In 2022, Dreamville’s musical engine is revving as they ready themselves to headline their second namesake festival and release new music from multiple artists on the roster. Following EarthGang, both JID and Bas have committed to dropping new music before the end of the year.

It’s all running so well that Ib now has the freedom to think about venturing into a world Dreamville has not yet fully explored: sports. 

“It’s not like you can go to school for being a manager or take a class. You have to find your way. What makes great managers a lot of times is who they are as people.

Rob Gibbs

“Sports are a passion of mine,” he explained. “Being able to be an extra ear, I love that. I’m not making any money off it right now and it’s not what I love it for. But I love being able to help people in whatever situation they’re in. If I see it turn into something where I can make a business out of it for a team and really do it the way we want to do it so it’s not a money grab, I would love to get to that point eventually. But I don’t want to rush anything.”

Notably, there is already a bridge connecting Dreamville to the athletic establishment.

J. Cole played in the NBA’s 2012 All-Star Celebrity Game, and seven years later, he performed at the event’s halftime show in his native North Carolina. In 2020, he announced a shoe deal with Puma that produced “The Dreamer,” a sneaker that now boasts two editions. Last year, he played for Rwanda Patriots BBC in the inaugural campaign of the NBA-backed Basketball Africa League.

Away from the hardwood, Dreamville Festival was the jersey sponsor for North Carolina Football Club, a soccer team based in Cary that plays in the USL League One.

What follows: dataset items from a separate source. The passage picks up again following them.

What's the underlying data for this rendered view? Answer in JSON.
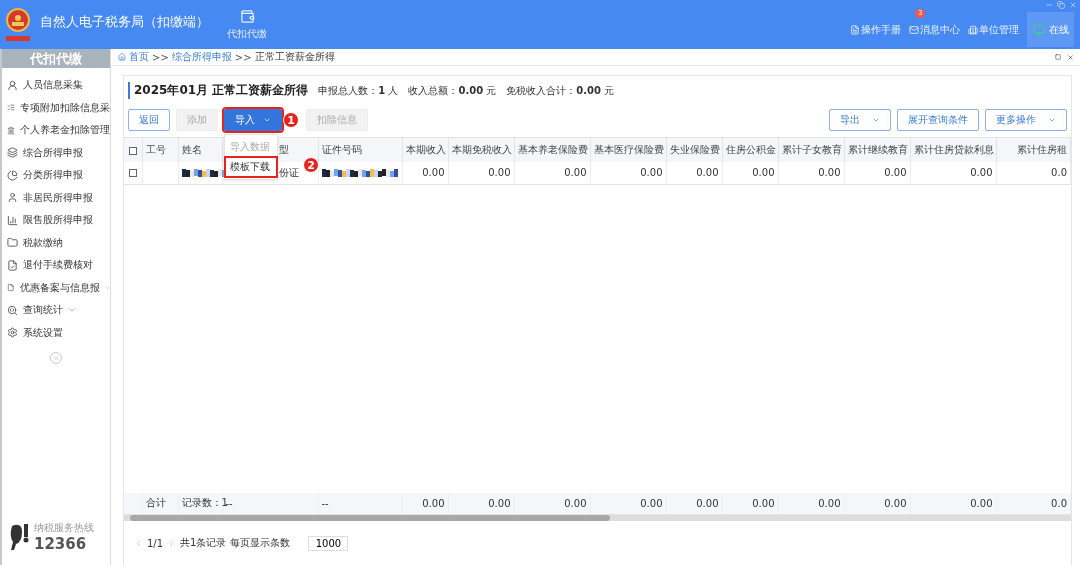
{
  "header": {
    "title": "自然人电子税务局（扣缴端）",
    "nav_tab": {
      "label": "代扣代缴",
      "selected": true
    },
    "links": [
      {
        "label": "操作手册"
      },
      {
        "label": "消息中心",
        "badge": "3"
      },
      {
        "label": "单位管理"
      }
    ],
    "status": "在线"
  },
  "sidebar": {
    "title": "代扣代缴",
    "items": [
      {
        "label": "人员信息采集",
        "expandable": false
      },
      {
        "label": "专项附加扣除信息采",
        "expandable": false
      },
      {
        "label": "个人养老金扣除管理",
        "expandable": false
      },
      {
        "label": "综合所得申报",
        "expandable": false
      },
      {
        "label": "分类所得申报",
        "expandable": false
      },
      {
        "label": "非居民所得申报",
        "expandable": false
      },
      {
        "label": "限售股所得申报",
        "expandable": false
      },
      {
        "label": "税款缴纳",
        "expandable": false
      },
      {
        "label": "退付手续费核对",
        "expandable": false
      },
      {
        "label": "优惠备案与信息报",
        "expandable": true
      },
      {
        "label": "查询统计",
        "expandable": true
      },
      {
        "label": "系统设置",
        "expandable": false
      }
    ],
    "hotline": {
      "caption": "纳税服务热线",
      "number": "12366"
    }
  },
  "breadcrumb": {
    "separator": ">>",
    "items": [
      "首页",
      "综合所得申报",
      "正常工资薪金所得"
    ]
  },
  "summary": {
    "title": "2025年01月 正常工资薪金所得",
    "stats": [
      {
        "label": "申报总人数：",
        "value": "1",
        "unit": "人"
      },
      {
        "label": "收入总额：",
        "value": "0.00",
        "unit": "元"
      },
      {
        "label": "免税收入合计：",
        "value": "0.00",
        "unit": "元"
      }
    ]
  },
  "toolbar": {
    "left": [
      {
        "label": "返回",
        "kind": "outline",
        "disabled": false,
        "dropdown": false,
        "highlighted": false
      },
      {
        "label": "添加",
        "kind": "plain",
        "disabled": true,
        "dropdown": false,
        "highlighted": false
      },
      {
        "label": "导入",
        "kind": "primary",
        "disabled": false,
        "dropdown": true,
        "highlighted": true,
        "callout": "1"
      },
      {
        "label": "扣除信息",
        "kind": "plain",
        "disabled": true,
        "dropdown": false,
        "highlighted": false
      }
    ],
    "right": [
      {
        "label": "导出",
        "dropdown": true
      },
      {
        "label": "展开查询条件",
        "dropdown": false
      },
      {
        "label": "更多操作",
        "dropdown": true
      }
    ]
  },
  "dropdown_menu": {
    "items": [
      {
        "label": "导入数据",
        "disabled": true,
        "highlighted": false
      },
      {
        "label": "模板下载",
        "disabled": false,
        "highlighted": true,
        "callout": "2"
      }
    ]
  },
  "table": {
    "header_checked": false,
    "columns": [
      "工号",
      "姓名",
      "型",
      "证件号码",
      "本期收入",
      "本期免税收入",
      "基本养老保险费",
      "基本医疗保险费",
      "失业保险费",
      "住房公积金",
      "累计子女教育",
      "累计继续教育",
      "累计住房贷款利息",
      "累计住房租"
    ],
    "rows": [
      {
        "checked": false,
        "cells": [
          null,
          {
            "kind": "redacted"
          },
          "份证",
          {
            "kind": "redacted"
          },
          "0.00",
          "0.00",
          "0.00",
          "0.00",
          "0.00",
          "0.00",
          "0.00",
          "0.00",
          "0.00",
          "0.0"
        ]
      }
    ],
    "totals": [
      "合计",
      "记录数：1",
      "--",
      "--",
      "0.00",
      "0.00",
      "0.00",
      "0.00",
      "0.00",
      "0.00",
      "0.00",
      "0.00",
      "0.00",
      "0.0"
    ]
  },
  "pagination": {
    "page": "1/1",
    "total": "共1条记录",
    "page_size_label": "每页显示条数",
    "page_size": "1000"
  }
}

And around the recent announcement of Fanatics, Jay-Z, Meek Mill, and other big names buying 75% of Mitchell & Ness, Dreamville released NBA-style “Dreamer” jerseys on the iconic streetwear brand’s official site. All of them sold out in under two minutes.

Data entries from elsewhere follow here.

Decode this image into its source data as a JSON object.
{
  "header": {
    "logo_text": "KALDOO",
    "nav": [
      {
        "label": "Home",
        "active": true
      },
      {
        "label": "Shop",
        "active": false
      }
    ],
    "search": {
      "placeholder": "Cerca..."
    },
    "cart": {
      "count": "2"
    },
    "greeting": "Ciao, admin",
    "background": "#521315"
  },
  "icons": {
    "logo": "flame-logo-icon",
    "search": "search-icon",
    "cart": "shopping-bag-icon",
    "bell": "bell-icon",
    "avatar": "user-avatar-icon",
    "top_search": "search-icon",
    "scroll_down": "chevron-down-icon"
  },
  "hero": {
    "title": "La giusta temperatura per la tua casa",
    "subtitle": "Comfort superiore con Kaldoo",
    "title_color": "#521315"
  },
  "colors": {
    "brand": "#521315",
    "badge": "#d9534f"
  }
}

One of Ib’s goals in the years to come is to mobilize Dreamville to expand on all that promise with a formalized, sustainable presence in sports. And while he and Cole have relationships with multiple top athletes throughout the NBA and beyond, they’re not rushing into things as it relates to rolling out an official venture in the world of sports.

For now, Dreamville is concentrating on the best possible present.

Being Where Your Feet Are

“My main focus is what’s in front of me, which is the artists that are here,” Ib said of what’s next. “There’s so much unfinished business with what’s here, I haven’t even thought of signing another artist. I know I’m still passionate about the music, and I know I’m still passionate about what we can do as Dreamville outside of this music.”

Indeed, there is still a lot to build. From mixtapes to EPs to albums, J. Cole has released 10 projects into the world, but outside of Bas, no other Dreamville artist has more than three. Still, the groundwork has been laid and the path to sustained success is clearer than it’s ever been.

Ib’s humble nature doesn’t find him thinking too hard about something as lofty as personal legacy. Still, that hasn’t stopped others around him from being in awe at what Dreamville has accomplished thus far.

“When you talk about leaving your imprint on the business side and creatively, people are going to say this is a guy that stayed true to himself, was a good guy, and really built something,” said Gibbs. “When we say 2009 to 2022, Ib has been instrumental to helping Dreamville and its artists grow.”

Bas seconded Gibbs’ view: “The way he deals with artists and their development, giving people the time and resources, I’d argue that there’s not a lot of people in our industry that care that much about people over the money and the bottom line.”

As J. Cole puts it, the guy who once was a friend who came along to rock with his man to the studio has since become an underrated producer with a keen sense of attack and release.

But just as ever, Ib himself captures the spirit best.

While we’re speaking for us, we’re also speaking for a lot of people that are like-minded, but don’t know how to express it,” he said. “We’re still building, but what we’ve built is the core for a company that can tell the stories that feel authentic and organic [and] allow people to connect with them.”